Enter the Productivity Engineering program. Instead of temporary transformations, we embed top software engineers as permanent civil servants, working shoulder-to-shoulder with existing teams to build tools that make their jobs more effective. Not to cut costs or reduce headcount, but to enhance their capability to serve the public.
First, we recruit the best engineers in the country - the kind who would typically join Google or Jane Street - by offering competitive private sector salaries. These aren’t consultants writing PowerPoints; they’re civil servants who happen to be world-class builders.
These engineers embed physically within public sector teams for initial 12-week rotations. They don’t work from distant offices or through management layers. They sit with court administrators, benefit assessors, and hospital staff, understanding their daily challenges firsthand. They shadow workers and managers, learning the complexities and constraints of real public service delivery.

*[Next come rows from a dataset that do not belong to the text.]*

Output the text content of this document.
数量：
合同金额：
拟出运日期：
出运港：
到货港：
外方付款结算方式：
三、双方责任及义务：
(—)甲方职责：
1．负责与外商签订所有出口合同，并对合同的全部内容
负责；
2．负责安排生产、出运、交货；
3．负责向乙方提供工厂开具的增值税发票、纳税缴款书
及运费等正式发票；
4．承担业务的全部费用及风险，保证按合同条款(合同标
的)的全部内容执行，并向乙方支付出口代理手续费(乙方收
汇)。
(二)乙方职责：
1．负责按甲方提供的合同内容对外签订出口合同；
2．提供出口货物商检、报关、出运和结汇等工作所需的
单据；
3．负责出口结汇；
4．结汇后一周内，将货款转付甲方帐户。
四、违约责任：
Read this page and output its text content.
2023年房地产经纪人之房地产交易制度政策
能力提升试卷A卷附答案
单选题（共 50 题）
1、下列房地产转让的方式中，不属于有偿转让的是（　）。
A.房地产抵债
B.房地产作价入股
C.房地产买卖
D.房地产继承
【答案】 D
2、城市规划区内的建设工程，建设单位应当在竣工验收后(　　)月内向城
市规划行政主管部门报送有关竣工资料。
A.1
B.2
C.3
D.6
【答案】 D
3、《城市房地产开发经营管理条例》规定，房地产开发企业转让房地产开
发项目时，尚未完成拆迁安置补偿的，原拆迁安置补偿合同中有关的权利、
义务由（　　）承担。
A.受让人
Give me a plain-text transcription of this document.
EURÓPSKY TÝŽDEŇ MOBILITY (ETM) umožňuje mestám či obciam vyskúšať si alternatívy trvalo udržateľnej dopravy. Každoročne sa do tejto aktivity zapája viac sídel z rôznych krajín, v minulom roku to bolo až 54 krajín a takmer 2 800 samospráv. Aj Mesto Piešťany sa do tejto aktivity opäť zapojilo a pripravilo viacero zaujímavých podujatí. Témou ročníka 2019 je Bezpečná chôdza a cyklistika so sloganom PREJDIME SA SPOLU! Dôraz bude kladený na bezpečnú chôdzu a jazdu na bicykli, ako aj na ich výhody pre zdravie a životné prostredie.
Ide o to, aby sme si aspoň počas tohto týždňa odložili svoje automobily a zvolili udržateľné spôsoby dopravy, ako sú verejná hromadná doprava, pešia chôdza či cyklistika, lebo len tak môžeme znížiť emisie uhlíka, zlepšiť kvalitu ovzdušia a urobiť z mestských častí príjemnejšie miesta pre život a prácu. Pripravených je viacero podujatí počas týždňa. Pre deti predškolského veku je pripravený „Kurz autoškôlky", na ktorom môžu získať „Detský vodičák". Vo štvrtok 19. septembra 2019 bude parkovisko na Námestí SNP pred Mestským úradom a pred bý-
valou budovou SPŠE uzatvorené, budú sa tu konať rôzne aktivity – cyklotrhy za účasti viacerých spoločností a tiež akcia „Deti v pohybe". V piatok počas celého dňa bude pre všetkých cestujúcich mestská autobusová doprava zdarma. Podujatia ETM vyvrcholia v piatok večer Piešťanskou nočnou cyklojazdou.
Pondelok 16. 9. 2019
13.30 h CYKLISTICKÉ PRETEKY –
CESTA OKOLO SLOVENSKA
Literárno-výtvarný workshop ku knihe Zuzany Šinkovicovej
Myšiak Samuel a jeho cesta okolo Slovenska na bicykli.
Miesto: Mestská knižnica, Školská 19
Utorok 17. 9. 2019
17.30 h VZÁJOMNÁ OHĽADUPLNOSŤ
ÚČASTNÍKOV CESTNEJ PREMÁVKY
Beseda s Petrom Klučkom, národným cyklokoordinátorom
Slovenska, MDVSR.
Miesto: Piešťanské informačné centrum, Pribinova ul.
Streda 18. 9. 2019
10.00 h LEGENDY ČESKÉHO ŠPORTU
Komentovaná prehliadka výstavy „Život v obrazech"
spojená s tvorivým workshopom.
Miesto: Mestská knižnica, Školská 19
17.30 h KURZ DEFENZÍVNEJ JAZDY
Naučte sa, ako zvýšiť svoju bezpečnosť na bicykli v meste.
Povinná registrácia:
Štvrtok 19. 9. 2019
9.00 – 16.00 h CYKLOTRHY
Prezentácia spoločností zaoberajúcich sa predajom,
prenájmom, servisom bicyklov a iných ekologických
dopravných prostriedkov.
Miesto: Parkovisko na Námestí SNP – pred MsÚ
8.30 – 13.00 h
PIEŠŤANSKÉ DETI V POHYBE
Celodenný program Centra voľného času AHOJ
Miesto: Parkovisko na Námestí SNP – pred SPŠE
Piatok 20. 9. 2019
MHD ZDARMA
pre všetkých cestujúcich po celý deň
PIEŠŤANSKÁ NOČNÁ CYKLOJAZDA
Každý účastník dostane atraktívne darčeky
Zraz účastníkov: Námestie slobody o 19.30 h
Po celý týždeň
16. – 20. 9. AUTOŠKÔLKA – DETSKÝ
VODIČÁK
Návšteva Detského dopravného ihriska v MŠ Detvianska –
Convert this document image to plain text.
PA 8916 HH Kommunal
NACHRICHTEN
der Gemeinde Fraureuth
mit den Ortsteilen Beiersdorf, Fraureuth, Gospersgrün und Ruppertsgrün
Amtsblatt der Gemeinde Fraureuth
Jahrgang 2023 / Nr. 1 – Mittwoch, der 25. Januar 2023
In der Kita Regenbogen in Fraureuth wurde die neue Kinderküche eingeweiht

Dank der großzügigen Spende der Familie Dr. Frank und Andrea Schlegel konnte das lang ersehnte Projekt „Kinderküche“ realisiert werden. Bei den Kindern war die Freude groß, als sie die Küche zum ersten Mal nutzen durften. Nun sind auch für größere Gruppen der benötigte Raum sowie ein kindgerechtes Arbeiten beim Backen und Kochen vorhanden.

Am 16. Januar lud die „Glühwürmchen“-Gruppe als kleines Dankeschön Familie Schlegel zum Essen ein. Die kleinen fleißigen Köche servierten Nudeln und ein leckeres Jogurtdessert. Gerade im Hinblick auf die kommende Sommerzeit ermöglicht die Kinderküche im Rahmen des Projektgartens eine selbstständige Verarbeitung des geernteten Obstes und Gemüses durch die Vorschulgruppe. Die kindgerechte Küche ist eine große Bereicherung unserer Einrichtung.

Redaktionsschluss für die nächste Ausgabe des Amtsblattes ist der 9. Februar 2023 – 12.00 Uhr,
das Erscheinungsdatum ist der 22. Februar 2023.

But unlike traditional consultants or transformation programs, they don’t just observe and recommend - they build. Working in one-week cycles, they create tools and systems that directly address the problems they’ve seen. Each solution is developed hand-in-hand with the people who’ll actually use it. There’s no handover phase because the handover happens continuously - department staff are involved in testing and refining the tools from day one.
Impact and investment
Consider our courts system. Every day, skilled administrators wrestle with byzantine scheduling systems and paper trails while cases pile up. A Productivity Engineering team embedded there wouldn’t sweep away existing processes - they’d work with staff to build tools that amplify their capabilities, reducing administrative burden and increasing capacity to handle cases.
When Estonia’s Tax and Customs Board modernized their systems, they enabled 95% of tax declarations to be filed in 3-5 minutes. They didn’t fire tax officials - they freed them to focus on complex cases and better serve citizens.
The Productivity Engineering program is designed to scale. Starting with 50 engineers across three departments, successful solutions can be shared and adapted across similar teams. But crucially, each solution remains focused and specific - we avoid the trap of trying to build massive, all-encompassing systems that have doomed past IT projects.
The total cost? Approximately £10 million annually for the initial team - a fraction of what we currently spend on external consultants. But unlike consultancy spend, this investment builds internal capability. Each Productivity Engineering deployment leaves behind not just working software, but upskilled civil servants better equipped to maintain and evolve their tools.
This isn’t a silver bullet for all public sector challenges. But it offers a practical path to improvement that learns from both past successes and failures. It combines top technical talent with deep operational understanding. Most importantly, it empowers our public servants to serve citizens better.
“There are many brilliant people in the civil service and politics.”